Three global bleaching events have taken place since the 1980s, including one that is going on right now, as a result of climate change increasing acidity levels and temperatures in the world's oceans. According to lead study author Verena Schoepf, annual bleaching as a result of global warming is expected to start later this century. By better understanding how corals react and recover from bleaching events, scientists can comprehend how climate change will impact the coral ecosystems that so many marine organisms depend on.

"Already, bleaching events have resulted in significant amounts of coral dying and causing impact to ocean ecosystems, but up until now it was largely unknown whether coral could recover between annual bleaching events," Schoepf said in a statement.

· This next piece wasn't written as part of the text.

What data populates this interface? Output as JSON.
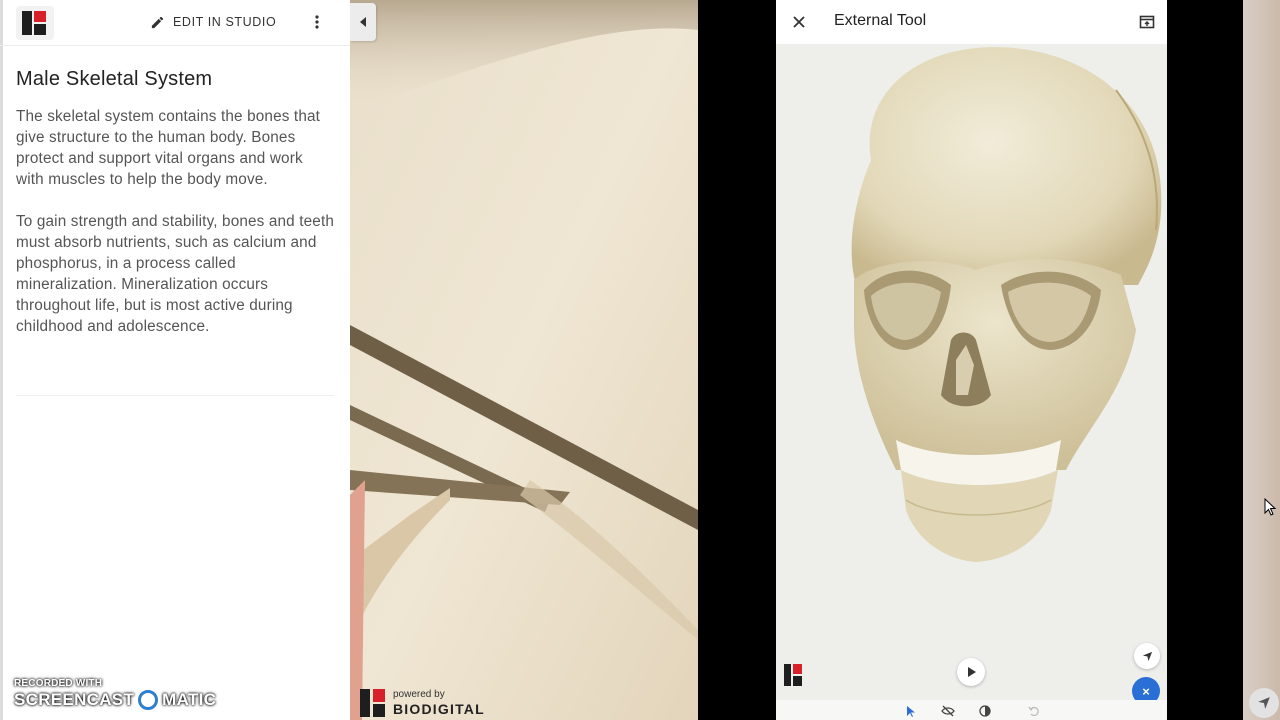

The main investigator on both studies was Ohio State professor Andrea Grottoli. Grottoli, Schoepf and other scientists exposed three distinctive coral species to two rounds of annual bleaching and then tested the corals six weeks after exposure to see how the species fared. Finger coral, which had the most fat of the three species tested, recuperated the best. One year later, finger coral still has recovered the most fully while mustard hill coral, which had the least amount of fat, has still not fully rebounded. If annual bleaching becomes a frequent occurrence, a low-fat coral such as mustard hill may not ever have the opportunity to bounce back to normal health.

While all three corals regained a symbiotic relationship with algae, those with more fat were able to recover faster because they were able to depend on their stored up energy reserves to survive during the time they were without the algae.